On April 22nd 2008 Lord Justice Stanley Burnton handed down his judgment in R (on the application of Risk Management Partners) –v– the Council of the London Borough of Brent [2008] EWHC 692 (Admin).

LAML, who were an interested party in the case, say that the court threw “out claims from the private sector that councils are acting beyond their designated powers”.

In fact the Court found the very opposite—Brent had no power to establish or participate in LAML, to become a member of it, or to make a paid up or guaranteed capital contribution to LAML either under section 111 of the Local Government Act 1972 or section 2 of the Local Government Act 2000.

The Court granted RMP a declaration to that effect and ordered Brent to pay RMP’s costs of the claim.

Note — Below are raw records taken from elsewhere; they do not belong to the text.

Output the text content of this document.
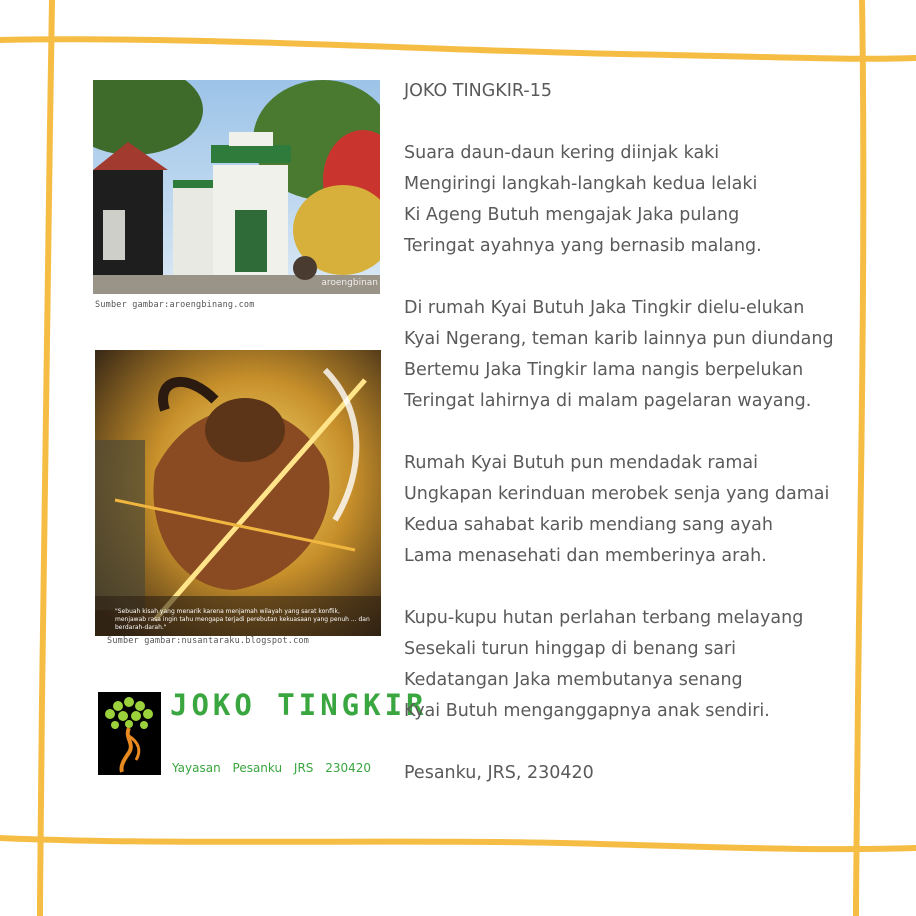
aroengbinan
Sumber gambar:aroengbinang.com
"Sebuah kisah yang menarik karena menjamah wilayah yang sarat konflik, menjawab rasa ingin tahu mengapa terjadi perebutan kekuasaan yang penuh ... dan berdarah-darah."
Sumber gambar:nusantaraku.blogspot.com
JOKO TINGKIR
Yayasan Pesanku JRS 230420
JOKO TINGKIR-15
Suara daun-daun kering diinjak kaki
Mengiringi langkah-langkah kedua lelaki
Ki Ageng Butuh mengajak Jaka pulang
Teringat ayahnya yang bernasib malang.
Di rumah Kyai Butuh Jaka Tingkir dielu-elukan
Kyai Ngerang, teman karib lainnya pun diundang
Bertemu Jaka Tingkir lama nangis berpelukan
Teringat lahirnya di malam pagelaran wayang.
Rumah Kyai Butuh pun mendadak ramai
Ungkapan kerinduan merobek senja yang damai
Kedua sahabat karib mendiang sang ayah
Lama menasehati dan memberinya arah.
Kupu-kupu hutan perlahan terbang melayang
Sesekali turun hinggap di benang sari
Kedatangan Jaka membutanya senang
Kyai Butuh menganggapnya anak sendiri.
Pesanku, JRS, 230420
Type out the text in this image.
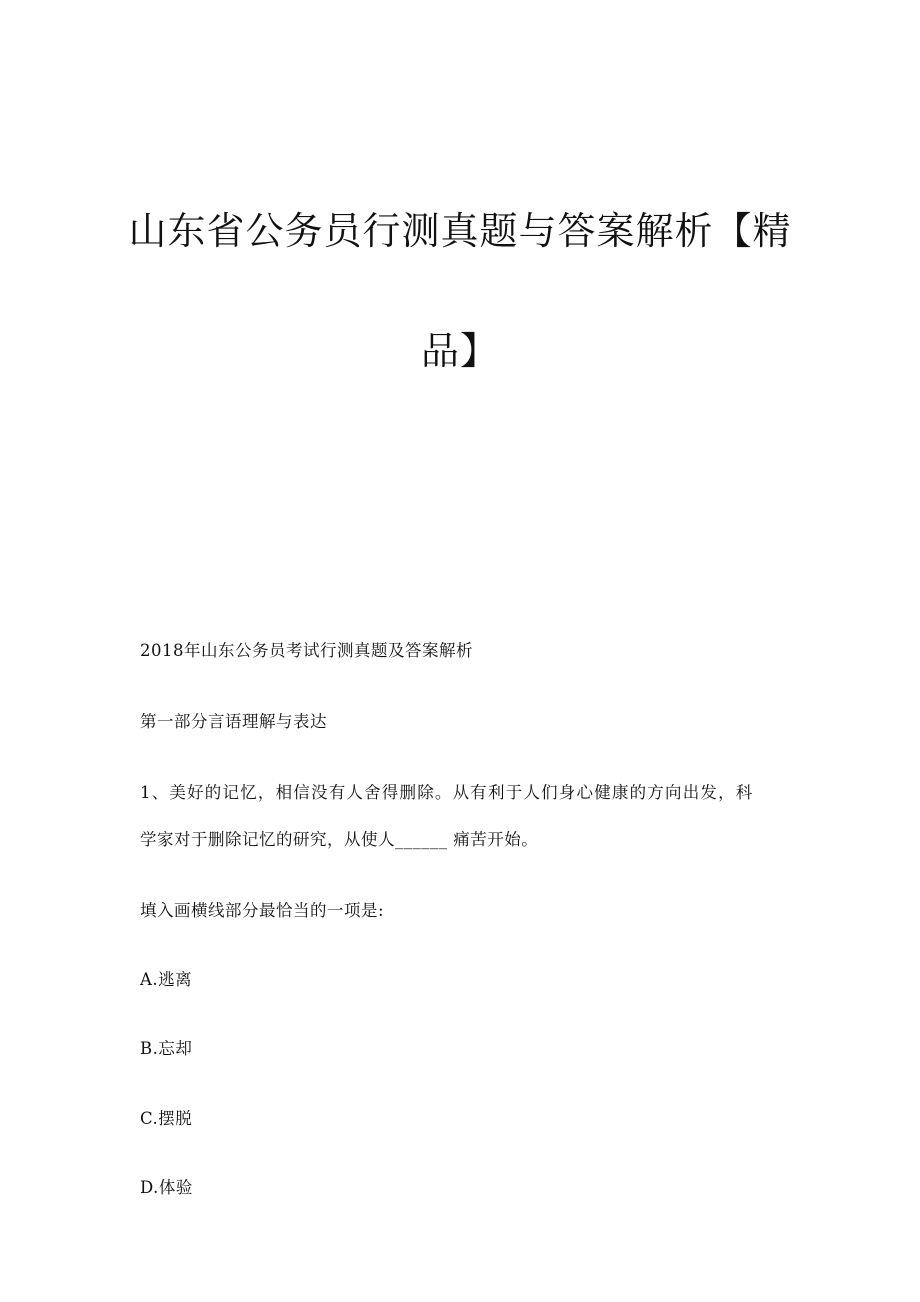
山东省公务员行测真题与答案解析【精
品】

2018年山东公务员考试行测真题及答案解析

第一部分言语理解与表达

1、美好的记忆，相信没有人舍得删除。从有利于人们身心健康的方向出发，科

学家对于删除记忆的研究，从使人______ 痛苦开始。

填入画横线部分最恰当的一项是:

A.逃离

B.忘却

C.摆脱

D.体验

LAML go on to say that “Harrow Council was also named in the case, but no finding of ultra vires was made against Harrow”. Like LAML, Harrow was merely an interested party in the case, not a defendant. The reason no finding was made against it—or against LAML— is because their actions were not the subject of this claim for judicial review.

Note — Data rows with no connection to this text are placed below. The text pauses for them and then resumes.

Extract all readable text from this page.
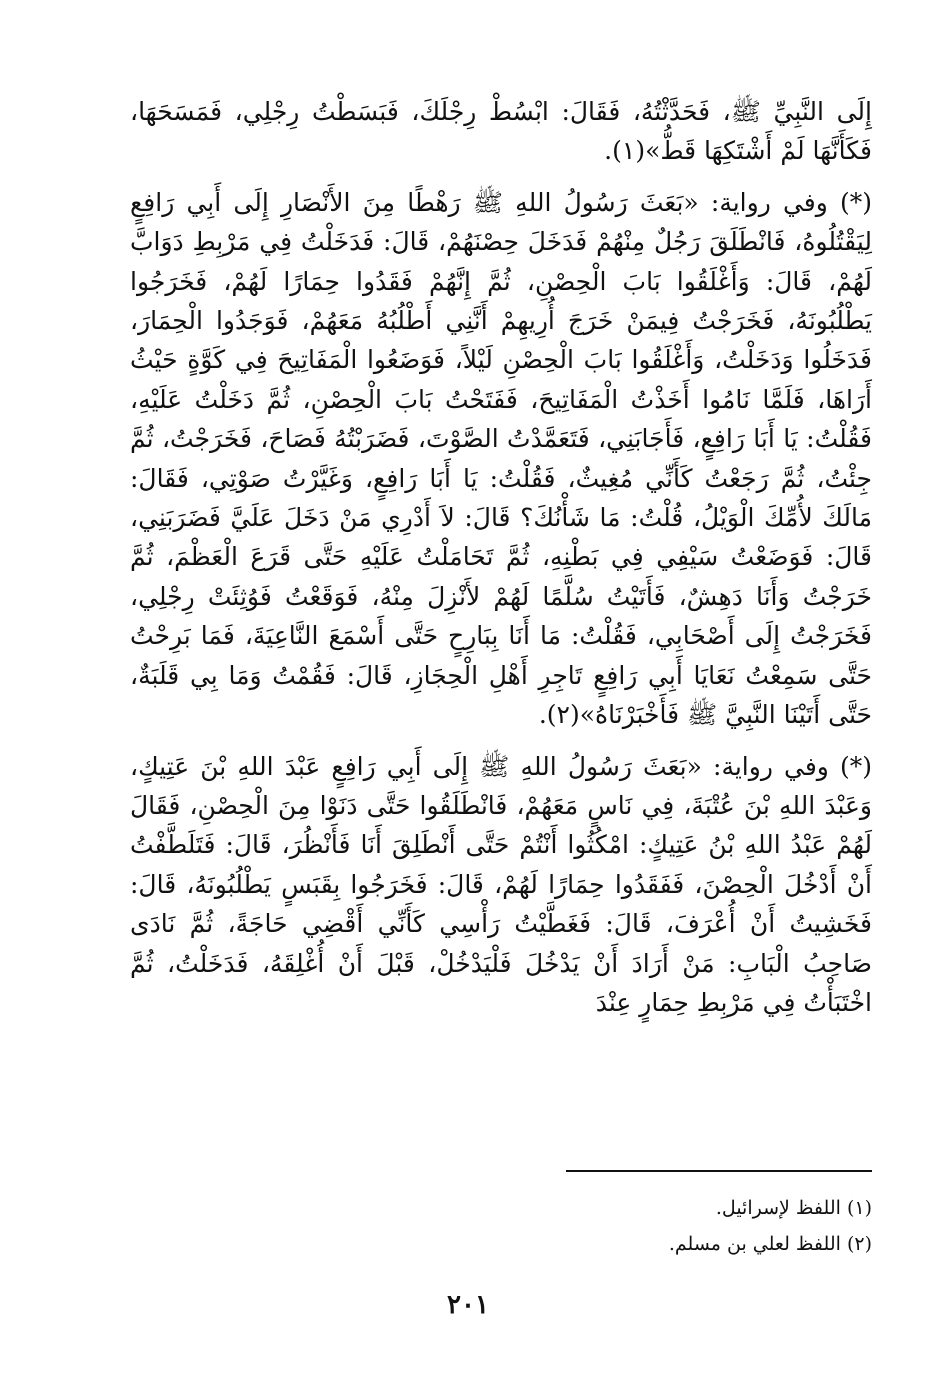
إِلَى النَّبِيِّ ﷺ، فَحَدَّثْتُهُ، فَقَالَ: ابْسُطْ رِجْلَكَ، فَبَسَطْتُ رِجْلِي، فَمَسَحَهَا، فَكَأَنَّهَا لَمْ أَشْتَكِهَا قَطُّ»(١).

(*) وفي رواية: «بَعَثَ رَسُولُ اللهِ ﷺ رَهْطًا مِنَ الأَنْصَارِ إِلَى أَبِي رَافِعٍ لِيَقْتُلُوهُ، فَانْطَلَقَ رَجُلٌ مِنْهُمْ فَدَخَلَ حِصْنَهُمْ، قَالَ: فَدَخَلْتُ فِي مَرْبِطِ دَوَابَّ لَهُمْ، قَالَ: وَأَغْلَقُوا بَابَ الْحِصْنِ، ثُمَّ إِنَّهُمْ فَقَدُوا حِمَارًا لَهُمْ، فَخَرَجُوا يَطْلُبُونَهُ، فَخَرَجْتُ فِيمَنْ خَرَجَ أُرِيهِمْ أَنَّنِي أَطْلُبُهُ مَعَهُمْ، فَوَجَدُوا الْحِمَارَ، فَدَخَلُوا وَدَخَلْتُ، وَأَغْلَقُوا بَابَ الْحِصْنِ لَيْلاً، فَوَضَعُوا الْمَفَاتِيحَ فِي كَوَّةٍ حَيْثُ أَرَاهَا، فَلَمَّا نَامُوا أَخَذْتُ الْمَفَاتِيحَ، فَفَتَحْتُ بَابَ الْحِصْنِ، ثُمَّ دَخَلْتُ عَلَيْهِ، فَقُلْتُ: يَا أَبَا رَافِعٍ، فَأَجَابَنِي، فَتَعَمَّدْتُ الصَّوْتَ، فَضَرَبْتُهُ فَصَاحَ، فَخَرَجْتُ، ثُمَّ جِئْتُ، ثُمَّ رَجَعْتُ كَأَنِّي مُغِيثٌ، فَقُلْتُ: يَا أَبَا رَافِعٍ، وَغَيَّرْتُ صَوْتِي، فَقَالَ: مَالَكَ لأُمِّكَ الْوَيْلُ، قُلْتُ: مَا شَأْنُكَ؟ قَالَ: لاَ أَدْرِي مَنْ دَخَلَ عَلَيَّ فَضَرَبَنِي، قَالَ: فَوَضَعْتُ سَيْفِي فِي بَطْنِهِ، ثُمَّ تَحَامَلْتُ عَلَيْهِ حَتَّى قَرَعَ الْعَظْمَ، ثُمَّ خَرَجْتُ وَأَنَا دَهِشٌ، فَأَتَيْتُ سُلَّمًا لَهُمْ لأَنْزِلَ مِنْهُ، فَوَقَعْتُ فَوُثِئَتْ رِجْلِي، فَخَرَجْتُ إِلَى أَصْحَابِي، فَقُلْتُ: مَا أَنَا بِبَارِحٍ حَتَّى أَسْمَعَ النَّاعِيَةَ، فَمَا بَرِحْتُ حَتَّى سَمِعْتُ نَعَايَا أَبِي رَافِعٍ تَاجِرِ أَهْلِ الْحِجَازِ، قَالَ: فَقُمْتُ وَمَا بِي قَلَبَةٌ، حَتَّى أَتَيْنَا النَّبِيَّ ﷺ فَأَخْبَرْنَاهُ»(٢).

(*) وفي رواية: «بَعَثَ رَسُولُ اللهِ ﷺ إِلَى أَبِي رَافِعٍ عَبْدَ اللهِ بْنَ عَتِيكٍ، وَعَبْدَ اللهِ بْنَ عُتْبَةَ، فِي نَاسٍ مَعَهُمْ، فَانْطَلَقُوا حَتَّى دَنَوْا مِنَ الْحِصْنِ، فَقَالَ لَهُمْ عَبْدُ اللهِ بْنُ عَتِيكٍ: امْكُثُوا أَنْتُمْ حَتَّى أَنْطَلِقَ أَنَا فَأَنْظُرَ، قَالَ: فَتَلَطَّفْتُ أَنْ أَدْخُلَ الْحِصْنَ، فَفَقَدُوا حِمَارًا لَهُمْ، قَالَ: فَخَرَجُوا بِقَبَسٍ يَطْلُبُونَهُ، قَالَ: فَخَشِيتُ أَنْ أُعْرَفَ، قَالَ: فَغَطَّيْتُ رَأْسِي كَأَنِّي أَقْضِي حَاجَةً، ثُمَّ نَادَى صَاحِبُ الْبَابِ: مَنْ أَرَادَ أَنْ يَدْخُلَ فَلْيَدْخُلْ، قَبْلَ أَنْ أُغْلِقَهُ، فَدَخَلْتُ، ثُمَّ اخْتَبَأْتُ فِي مَرْبِطِ حِمَارٍ عِنْدَ

(١) اللفظ لإسرائيل.
(٢) اللفظ لعلي بن مسلم.
٢٠١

LAML also claim that “the Judgment states that authorities do have powers, pursuant to well-being powers under s2 of the Local Government Act 2000 to join LAML.That is simply incorrect. The judge said no such thing.

What he did find was that if a local authority bases its decision to enter LAML on what savings it might make on its insurance premiums then its decision will be unlawful under the “well-being” power in s.2 Local Government Act 2000 (paragraph 114 of the judgment). In that regard, it is worth noting that LAML continues to broadcast its primary message to authorities, that “it aims to save its growing membership up to 15 per cent per annum on their insurance premiums over the next five years”.

The only other comments by the judge in respect of the section 2 well-being power were made obiter and without having heard argument: “I think that a local authority could pursuant to its well-being power enter into a contract with a company for the provision of advice as to the avoidance of damage to property in its area through fire or accident, or for the avoidance of accidents to persons living or working there. In other words, a local authority could purchase what has been referred to as risk management services.” If so, he thought, it could contract with the company for the provision of such services and insurance, and provide guarantees and financial assistance to the company for that purpose pursuant to section 2(4).

But whatever the merits of these views expressed obiter, the simple fact is that LAML is not such a company: its principal object is to provide insurance for London local authorities. It is no part of LAML’s objects to provide risk management services in respect of property or persons living or working in any particular local authority area generally. And neither are the capital contributions required by LAML to meet the FSA’s requirements for its business, which is insuring local authorities themselves, made for such purposes.

Finally, it may be noted that LAML sought permission to appeal against the very judgment that it now claims is a “vindication of LAML’s actions”.